14. Dezember 2011

Gedächtnis der Nation: Zeitzeugenarchiv im Internet

Am 17. November berichtete die Frankfurter Allgemeine Zeitung (FAZ) unter dem Titel „Im Schlamassel der Erinnerung“ von einer öffentlichen Diskussion der Autorinnen Herta Müller und Ruth Klüger über Formen des Gedenkens und Erinnerns.
Das Thema sei „fraglos drängend“, so die FAZ, „und es führt in den kommenden Jahren kein Weg an der Diskussion vorbei, wie Deutschland mit seiner Erinnerungskultur [...] umgeht, wenn mit dem Tod der Zeitzeugen Erinnerung nur noch aus zweiter und dritter Hand stammt“. Dieses Problem kennen Historiker ebenso wie das Mädchen von nebenan, das die Großmutter irgendwann nicht mehr fragen kann: „Du, Omi, wie war das damals?“ Obwohl die Berichte von Zeitzeugen nicht immer historisch korrekt sind, weil manches im Nachhinein verklärt wird, und vor allem, weil das Gedächtnis selektiv erinnert, ist die „Oral History“ doch ein wichtiger Bestandteil der Forschung.

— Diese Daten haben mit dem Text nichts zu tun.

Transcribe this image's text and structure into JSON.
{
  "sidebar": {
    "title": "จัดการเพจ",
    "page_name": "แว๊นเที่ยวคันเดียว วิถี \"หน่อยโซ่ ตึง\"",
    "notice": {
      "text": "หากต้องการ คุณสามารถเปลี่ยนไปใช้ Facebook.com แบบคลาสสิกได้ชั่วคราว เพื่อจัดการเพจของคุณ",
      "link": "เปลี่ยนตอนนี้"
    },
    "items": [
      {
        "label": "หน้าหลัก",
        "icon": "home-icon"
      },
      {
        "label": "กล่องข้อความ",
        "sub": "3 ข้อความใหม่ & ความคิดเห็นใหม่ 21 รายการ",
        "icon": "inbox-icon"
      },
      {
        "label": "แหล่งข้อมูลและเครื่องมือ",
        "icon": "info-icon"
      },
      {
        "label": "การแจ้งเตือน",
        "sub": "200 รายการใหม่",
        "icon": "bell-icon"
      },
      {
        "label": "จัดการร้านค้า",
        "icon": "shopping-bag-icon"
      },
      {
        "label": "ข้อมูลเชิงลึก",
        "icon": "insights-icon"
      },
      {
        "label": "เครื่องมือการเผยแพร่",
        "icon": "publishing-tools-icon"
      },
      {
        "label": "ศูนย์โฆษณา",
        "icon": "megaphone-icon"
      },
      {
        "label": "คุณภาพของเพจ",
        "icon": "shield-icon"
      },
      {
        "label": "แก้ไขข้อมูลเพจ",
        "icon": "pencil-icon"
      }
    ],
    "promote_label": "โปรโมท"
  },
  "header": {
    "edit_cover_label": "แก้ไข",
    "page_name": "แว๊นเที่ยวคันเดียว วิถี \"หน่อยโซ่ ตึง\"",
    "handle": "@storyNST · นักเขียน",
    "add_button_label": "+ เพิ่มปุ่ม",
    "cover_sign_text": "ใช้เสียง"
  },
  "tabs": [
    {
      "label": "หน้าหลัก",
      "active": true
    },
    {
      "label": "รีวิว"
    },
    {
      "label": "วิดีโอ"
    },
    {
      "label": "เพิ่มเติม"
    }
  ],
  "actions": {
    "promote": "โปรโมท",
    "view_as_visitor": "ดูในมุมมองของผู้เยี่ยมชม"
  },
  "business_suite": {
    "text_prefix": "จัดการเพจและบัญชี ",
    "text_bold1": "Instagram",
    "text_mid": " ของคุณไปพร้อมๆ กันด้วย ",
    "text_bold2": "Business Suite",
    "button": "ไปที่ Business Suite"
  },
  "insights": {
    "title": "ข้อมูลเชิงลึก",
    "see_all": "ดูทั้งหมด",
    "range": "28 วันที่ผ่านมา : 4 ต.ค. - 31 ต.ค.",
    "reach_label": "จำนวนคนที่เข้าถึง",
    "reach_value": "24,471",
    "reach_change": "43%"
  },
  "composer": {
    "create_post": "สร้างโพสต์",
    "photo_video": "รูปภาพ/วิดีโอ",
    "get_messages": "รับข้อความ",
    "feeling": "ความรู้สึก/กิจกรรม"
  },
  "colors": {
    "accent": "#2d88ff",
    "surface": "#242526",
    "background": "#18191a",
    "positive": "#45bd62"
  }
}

Einen Beitrag zur Bewahrung der Erinnerungen will das Projekt „Gedächtnis der Nation“ leisten, das seit dem 6. Oktober 2011 unter www.gedaechtnis-der-nation.de online ist – ein Zeitzeugenarchiv mit Schwerpunkt auf der Geschichte Deutschlands nach 1945. Zeitgleich mit der Internetseite startete der „Jahrhundertbus“ seine Tour durch Deutschland: ein mobiles Fernsehstudio, in dem Redakteure, die speziell für diese Aufgabe geschult wurden, Interviews mit Zeitzeugen führen.

Initiatoren des Projekts sind Hans-Ulrich Jörges, Mitglied der stern-Chefredaktion, und Guido Knopp, Leiter der ZDF-Redaktion Geschichte, die bereits 2006 mit der Arbeit an diesem besonderen Archiv begannen. 2010 wurde ein gemeinnütziger Verein mit Sitz in Mainz gegründet, Träger des Projekts mit Redaktionsteam und hochkarätig besetztem Wissenschaftlichem Beirat sowie Kuratorium. Die Schirmherrschaft hat Bundespräsident Christian Wulff übernommen. Als Vorbild diente die Mitte der 90er Jahre gegründete „Shoah Foundation“ des amerikanischen Regisseurs Steven Spielberg, der Erinnerungen von Überlebenden des Holocaust aufgezeichnet und verfügbar gemacht hat. Spielbergs Datenbank gilt heute als eines der größten digitalen Videoarchive der Welt.

Der Internetseite www.gedaechtnis-der-nation.de ist der Mitmach-Kanal „Unsere Geschichte“ bei YouTube angegliedert (www.youtube.com/unseregeschichte), der dazu dient, eigene Zeitzeugeninterviews zur Verfügung zu stellen. So kann jeder seine eigene Geschichte, die der Eltern, Großeltern, Freunde, Nachbarn etc. zu einem Teil des großen Ganzen machen, zu einem Steinchen im großen Mosaik „Geschichte Deutschlands“. Zu dieser Geschichte gehören auch die Siebenbürger Sachsen, die das Projekt „Gedächtnis der Nation“ nutzen sollten, um ihre Geschichten zu erzählen: von Flucht und Deportation, dem Leben als Deutsche in einem anderen Land, Ausreise und Eingliederung – auch das ist deutsche Geschichte.